Warum hat sich Esch2022 für die Möllerei als Ausstellungsort entschieden?
Die Möllerei steht als symbolträchtiger Ort für die industrielle Vergangenheit der Region. Daneben verkörpert sie den Übergang in das neue Zeitalter der digitalen Revolution. In Belval wird dieser Übergang vom Industriezeitalter zur Wissensgesellschaft greifbar und findet seinen Ausdruck insbesondere in der räumlichen Nähe der Universität zu den Hochöfen. So ist etwa das Luxembourg Learning Centre, das früher Teil der Möllerei war, heute ein Sinnbild der digitalen Revolution mit einer hoch modernen Bibliothek, die den Wissenszugang sowohl anhand von Computern als auch von Büchern ermöglicht.
Wie sieht der künstlerische Ansatz von Esch2022 aus?
Das künstlerische Programm von Esch2022 orientiert sich stark an den Fragestellungen der modernen Welt – einer von Veränderungen geprägten Welt. Daher greifen wir Themen wie Klimawandel, nachhaltige Entwicklung, Migration oder die Zukunft unserer Region und Europas auf, aber auch die Rolle des Menschen angesichts neuer Technologien. All dies sind hoch aktuelle Fragen, die uns beschäftigen. Dafür bieten wir sowohl unseren Besucherinnen und Besuchern im nächsten Jahr als auch den Einwohnerinnen und Einwohnern der Region eine Diskussionsplattform.
Warum hat sich Esch2022 dafür entschieden, in der Möllerei Kunst in Verbindung mit modernen Technologien zu präsentieren?
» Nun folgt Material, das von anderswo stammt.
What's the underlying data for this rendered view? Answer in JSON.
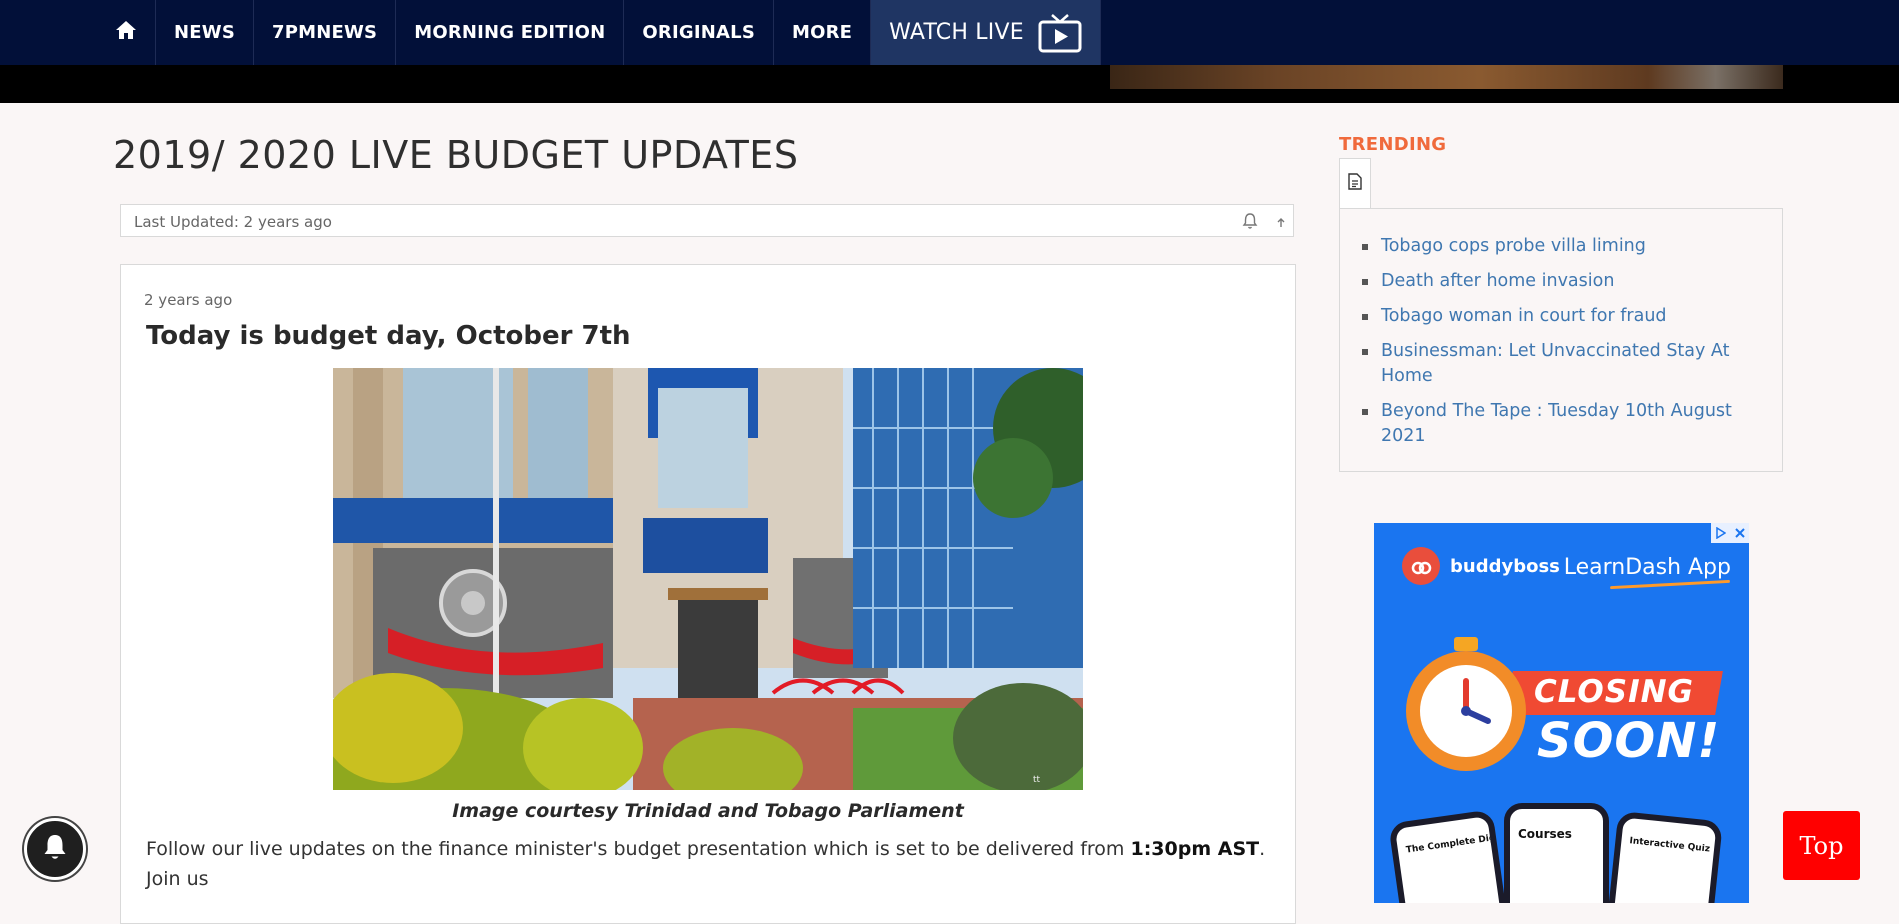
{
  "nav": {
    "home_icon": "home-icon",
    "items": [
      {
        "label": "NEWS"
      },
      {
        "label": "7PMNEWS"
      },
      {
        "label": "MORNING EDITION"
      },
      {
        "label": "ORIGINALS"
      },
      {
        "label": "MORE"
      }
    ],
    "watch_live": "WATCH LIVE",
    "watch_icon": "tv-play-icon"
  },
  "page": {
    "title": "2019/ 2020 LIVE BUDGET UPDATES",
    "last_updated": "Last Updated: 2 years ago",
    "bell_icon": "bell-icon",
    "up_icon": "arrow-up-icon"
  },
  "post": {
    "time": "2 years ago",
    "heading": "Today is budget day, October 7th",
    "image_alt": "Parliament building",
    "photo_watermark": "tt",
    "caption": "Image courtesy Trinidad and Tobago Parliament",
    "body_prefix": "Follow our live updates on the finance minister's budget presentation which is set to be delivered from ",
    "body_bold": "1:30pm AST",
    "body_suffix": ". Join us"
  },
  "sidebar": {
    "trending_title": "TRENDING",
    "tab_icon": "document-icon",
    "items": [
      {
        "label": "Tobago cops probe villa liming"
      },
      {
        "label": "Death after home invasion"
      },
      {
        "label": "Tobago woman in court for fraud"
      },
      {
        "label": "Businessman: Let Unvaccinated Stay At Home"
      },
      {
        "label": "Beyond The Tape : Tuesday 10th August 2021"
      }
    ]
  },
  "ad": {
    "brand": "buddyboss",
    "app": "LearnDash App",
    "line1": "CLOSING",
    "line2": "SOON!",
    "phone1": "The Complete Digital Marketing Course",
    "phone2": "Courses",
    "phone3": "Interactive Quiz",
    "adchoices_icon": "adchoices-icon",
    "close_icon": "close-icon"
  },
  "floating": {
    "notification_icon": "bell-icon",
    "top_label": "Top"
  },
  "colors": {
    "nav_bg": "#021039",
    "watch_bg": "#1f3563",
    "trending": "#f06a3c",
    "link": "#3f77b0",
    "top_button": "#ff0000",
    "ad_bg": "#1a75f0"
  }
}
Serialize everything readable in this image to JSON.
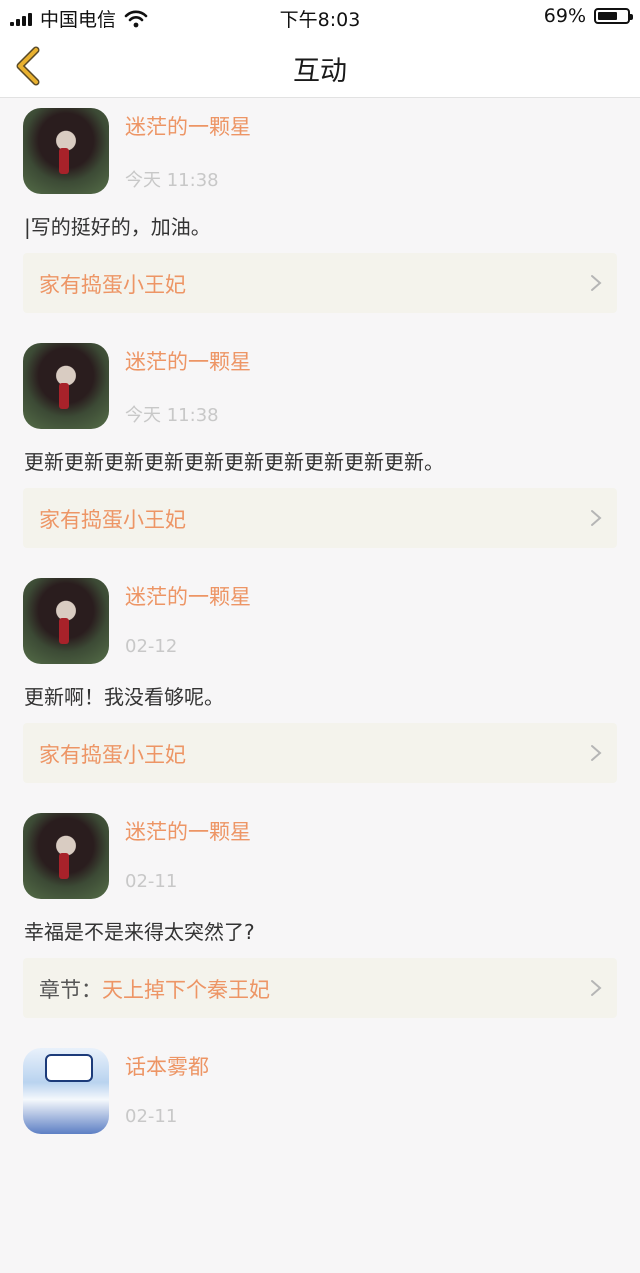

Die modernen Technologien sind Teil unseres Alltags. Mit großer Selbstverständlichkeit setzen wir digitale Werkzeuge ein, die sich regelrecht zu einer Erweiterung des menschlichen Körpers entwickelt haben. Zeitgenössische Künstlerinnen und Künstler interessieren sich für diese Technologien und setzen sie ein, um Fragen zu formulieren, die wir uns alle stellen. Gleichzeitig kreiert die Möllerei als Ausstellungsort einen Dialog zwischen der industriellen Vergangenheit und den Zukunftsvisionen und bietet so den perfekten Rahmen für die gedankliche Beschäftigung mit der Entwicklung der heutigen Welt.
Woran sollen sich die Besucherinnen und Besucher von Esch2022 besonders erinnern?
Ich wünsche mir, dass sie die Erkenntnis mit nach Hause nehmen, dass wirklich jede und jeder teilhaben kann, und dass die Kunst einen Zugang zu all den großen Fragen der heutigen Gesellschaft eröffnet.